Installé en France depuis ses 18 ans, Abbas Fahdel revient au pays en 2002 filmer sa famille avec une caméra légère, au moment où Bush et son allié britannique Tony Blair cherchent un prétexte pour envahir l’Irak. Puis le réalisateur revient deux mois après la guerre-éclair suivre les mêmes personnages. La seule chose qu’il ne montre pas, ce sont les bombardements intenses, diffusés nuit et jour sur les médias occidentaux.

L'opération américaine n’est pas le sujet du réalisateur dans son film découpé en deux parties, selon la chronologie du tournage : un "avant" et un "après" la guerre. Son objectif est ailleurs : explorer le revers de la guerre et documenter la descente en enfer de l'Irak, avec l'intensité néo-réaliste d'un Roberto Rosselini. Comme dans le film phare de ce dernier, "Allemagne année zéro", le chaos est perçu à travers les yeux d'un enfant. "Ce sera une guerre courte", prédit le jeune Haidar avec une lucidité déconcertante, "mais intense et destructrice".

Avant la chute

Haidar, 11 ans, est le neveu du documentariste. Ce dernier commence à le filmer dans le havre de la maison familiale à Bagdad, en 2002. L'imminence et l'inéluctabilité de la guerre imprègnent la première partie du film, épée de Damoclès au-dessus de la famille Fahdel, comme drapée dans une résignation distante. Le souvenir de l’embargo dévastateur (1990-96) qui avait frappé la population est encore tenace.

Préparer la guerre – creuser un puits, faire sécher du pain, protéger des fenêtres qui portent encore les stigmates du précédent conflit – semble être un exercice familier. Du conflit dévastateur avec l’Iran en 1980 à la guerre des Bush, en passant par la "guerre sans nom" – brève campagne de bombardements menée par le président Bill Clinton en 1998 – la nation irakienne est imprégnée par la guerre.

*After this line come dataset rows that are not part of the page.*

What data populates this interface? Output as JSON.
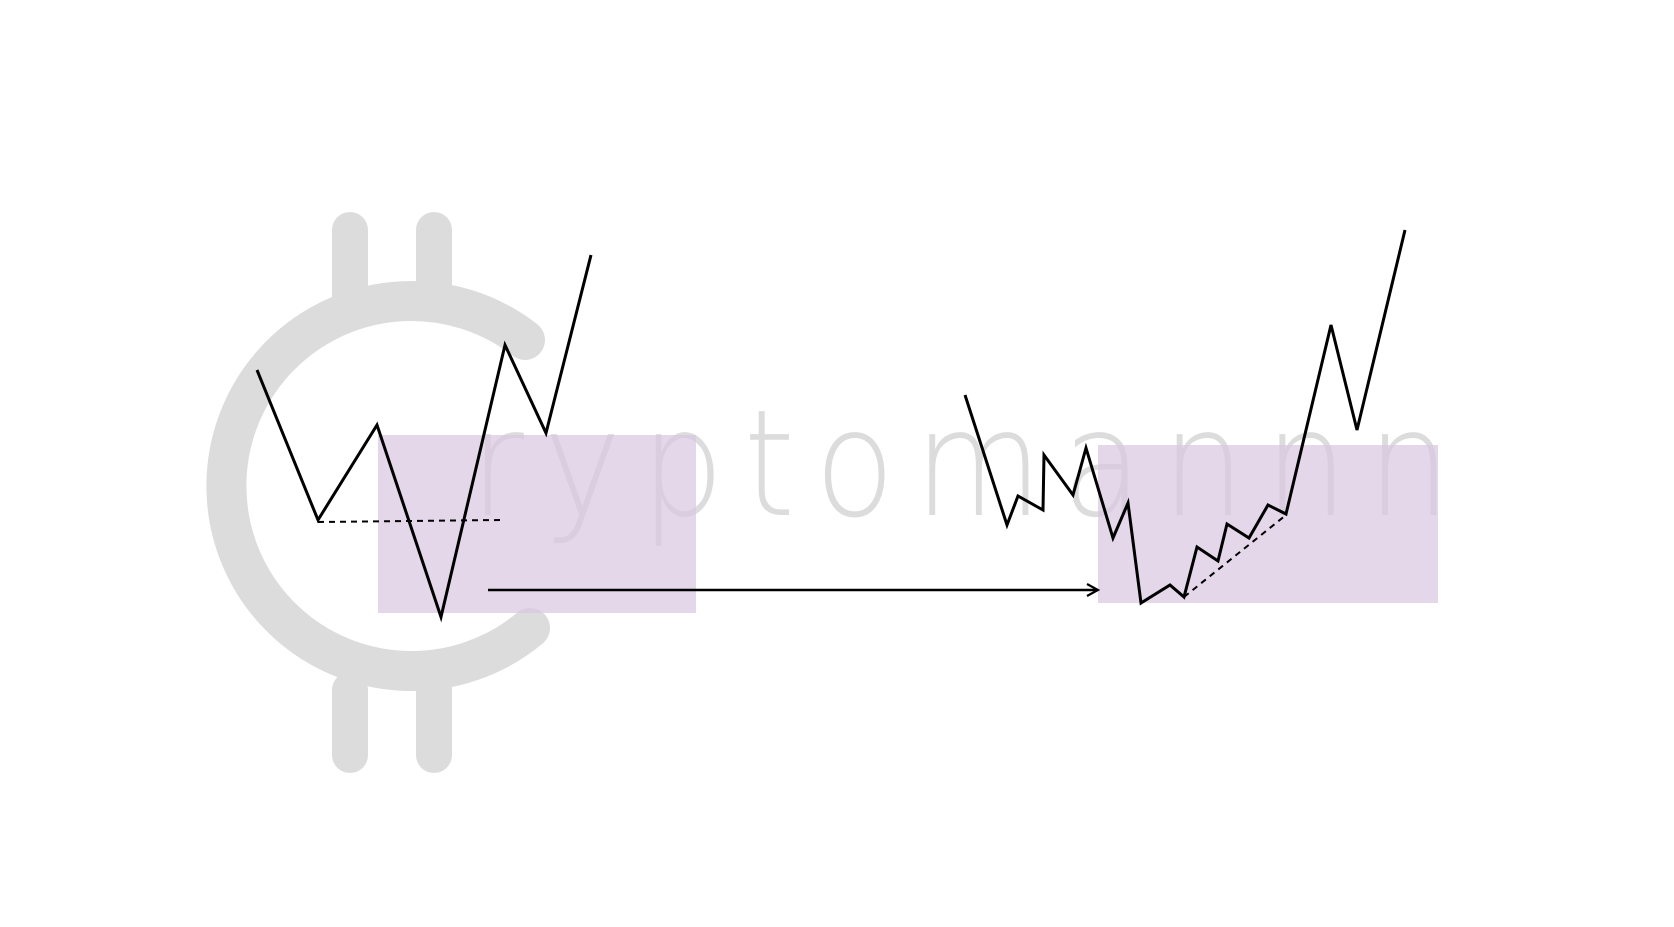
{
  "watermark": {
    "logo_glyph": "C",
    "text": "ryptomannn",
    "color": "#dcdcdc"
  },
  "colors": {
    "zone_fill": "#e6d8ea",
    "line": "#000000",
    "background": "#ffffff"
  },
  "diagram": {
    "left_pattern": "sharp-v-sweep-of-low",
    "right_pattern": "rounded-accumulation-with-rising-lows"
  }
}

Caméra à l'épaule, Fahdel témoigne des différentes phases de destruction de l'Irak. Son regard mélancolique se pose sur les ruines antiques assyriennes ou sur les enfants mutilés par la guerre. Le film avance avec Haidar et se referme avec lui, puisqu’il est raflé par les balles de tirs perdus, ce que l’on apprend dès la première partie. Guide et éclaireur, il revient tel un fantôme hanter les images et imprégner nos esprits tétanisés. Et tandis que la caméra alterne gros plans et plans-séquences sur le bleu des cieux irakiens ou les paysages ocres de l'ancienne Babylone, on se demande si, cette fois, le berceau de la civilisation ne sera pas réduit en poussière.

Après la bataille

La deuxième partie reprend trois semaines après la guerre-éclair menée par les États-Unis pour reverser le régime baasiste. L’ombre redoutable de Saddam Hussein a été remplacée par des colonnes de blindés américains. Un bref sentiment de soulagement semble s'emparer des personnages alors qu'ils osent enfin s'élever contre le régime déchu et espérer une vie meilleure. Les antennes paraboliques poussent sur les toits et les rations alimentaires sont distribuées gratuitement.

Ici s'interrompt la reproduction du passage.